Démesure, on peut en parler à plus d’un titre avec Patrick Juvet. Comment mesurer, en effet, la voix haute perchée de Patrick, qui enjambe les mesures comme un athlète des studios ? Revenons à « Où sont les femmes ? » Le succès du titre, encore trente ans plus tard, n’en finit pas d’étonner, de même que je m’interroge toujours aujourd’hui sur ses paroles situationnistes. « Courir dans le néant, vers des plaisirs provisoires », qu’est-ce que ça signifie, si ça signifie quelque chose ? Les subtils arrangements (notamment l’impeccable dosage entre la basse électrique et le piano) de cet hymne à la sueur des pistes des danses tiennent toujours l’oreille en alerte.
> Star disco
Puis vient Paris by night, le morceau-titre. C’est une sorte de marathon pour cœur palpitant à la Marc Cerrone. Le refrain est scandé par un charleston appuyé. Une nouvelle grosse intro, servie par un son bien épais de synthétiseur, qui contraste avec le chant fluet de l’éphèbe suisse sur les couplets. Il y est question de rendez-vous dans un Paris nocturne, de voyages express et de violentes caresses. Juvet susurre à nos oreilles : Paris – Paris by night, comme une sorte de sésame extatique. Tandis que Juvet s’étourdit d’alcool et – je le cite – de « violentes caresses », le syncope de la batterie nous fait glisser avec souplesse vers les ultimes trois dernières minutes, en forme d’instrumental débridé.
> En balades
Avec « Pas assez de toi », Juvet et Jarre reviennent à une forme plus classique de balade romantique. Dans un cas, « Pas assez de toi » Juvet s’entoure de cordes et de slide guitar, dans des habits de dandy rock aux envolées de soprano. Dans l’autre, et « Les bleus au cœur », Juvet s’accompagne à l’Eminent sur des enluminures de piano électrique. Les paroles sont désabusées, et collent parfaitement au clapotis régulier de sa rythmique.

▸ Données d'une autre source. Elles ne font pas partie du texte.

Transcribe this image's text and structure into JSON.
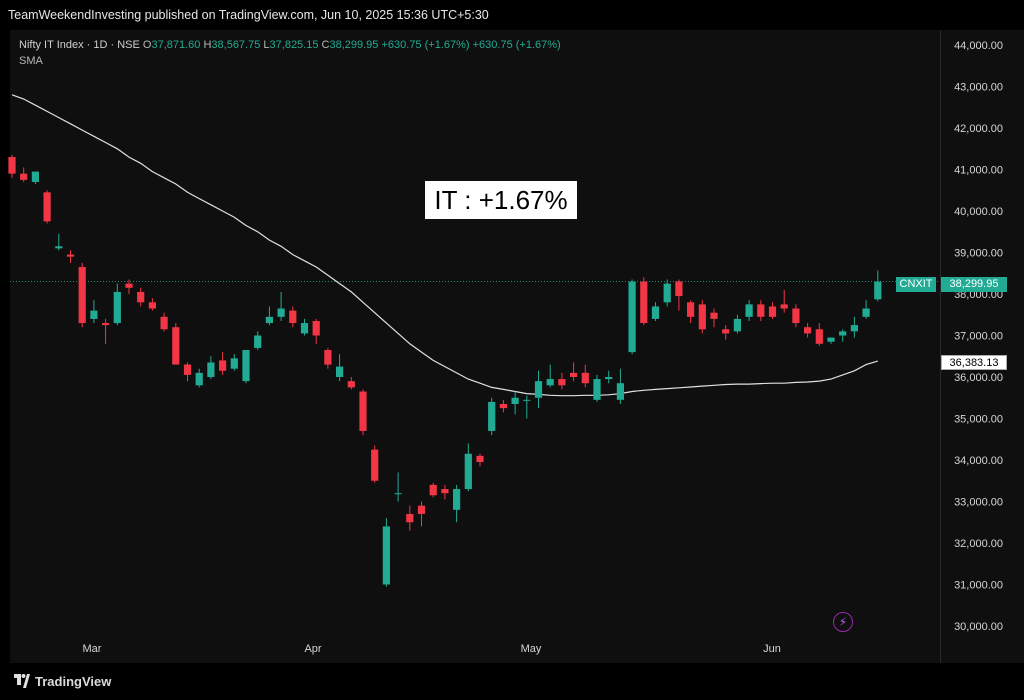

« Jessica » présente un Juvet autre, suave et versatile, qui minaude sur un air de fanfare déglinguée, le tout emmené par la clarinette de Sonny Burke. Si les paroles sont plutôt consistantes, c’est le titre que j’aime le moins sur l’album.
« Le fantôme d’Hollywood », est un autoportrait curieux en forme d’hommage à Los Angeles, la ville des stars, où a été enregistrée la musique de l’album. Le thème de la chanson est celui d’un acteur qui s’est désincarné, et qui médite sur le statut de star de cinéma. La voix de celui qu’il « lovera l’America » est assez fantomatique sur cette compo de style « rock californien », cher à Michel Berger.Il faut attendre le dernier titre pour retrouver le second degré de Patrick Juvet, servi par une instrumentation efficace. Au départ de la chanson, on a l’impression d’assister à un reprise de l’instrumental d’Où sont les femmes mais très vite, Juvet reprend en chœur « Megalomania » à tue-tête. « Megalomania » met les saxophones à l’honneur, et la guitare rythmique assure les étincelles de démarrages vrombissants (Ray Parker et Lee Ritnour). On se retrouve au devant une chanson qui s’achève dans une orgie rhythm’n’blues de trois minutes.Au final, ce disque est très agréable à écouter, surtout pour la face A.
Juvet déclare au sujet de Jean Michel :
On s’est rencontrés au début des années 70. C’était un très grand parolier. De tous mes albums, ceux que je préfère sont les deux que nous avons fait ensemble. C’est grâce à lui que j’ai ai été identifié comme artiste, et non comme chanteur à minettes. On était fusionnels, toujours ensemble. Notre rupture a été une vraie séparation d’amitié. Quand notre relation s’est terminée, j’étais vraiment perdu, déçu. (cité dans QG, juilet 2009)
> Track-list
- Où Sont Les Femmes?
- Paris By Night
- Pas Assez De Toi
- Jessica
- Les Bleus Au Coeur
- Le Fantôme D’Holywood
- Megalomania
27 décembre 2008 à 12:51
Excellent album de Juvet. Il faudrait également parler de son prédécesseur, Mort ou Vif (1976),également issu de la collaboration étroite Jarre (paroles et production)/Juvet (musiques).Cet album n’a malheureusement pas été ré_édité en CD.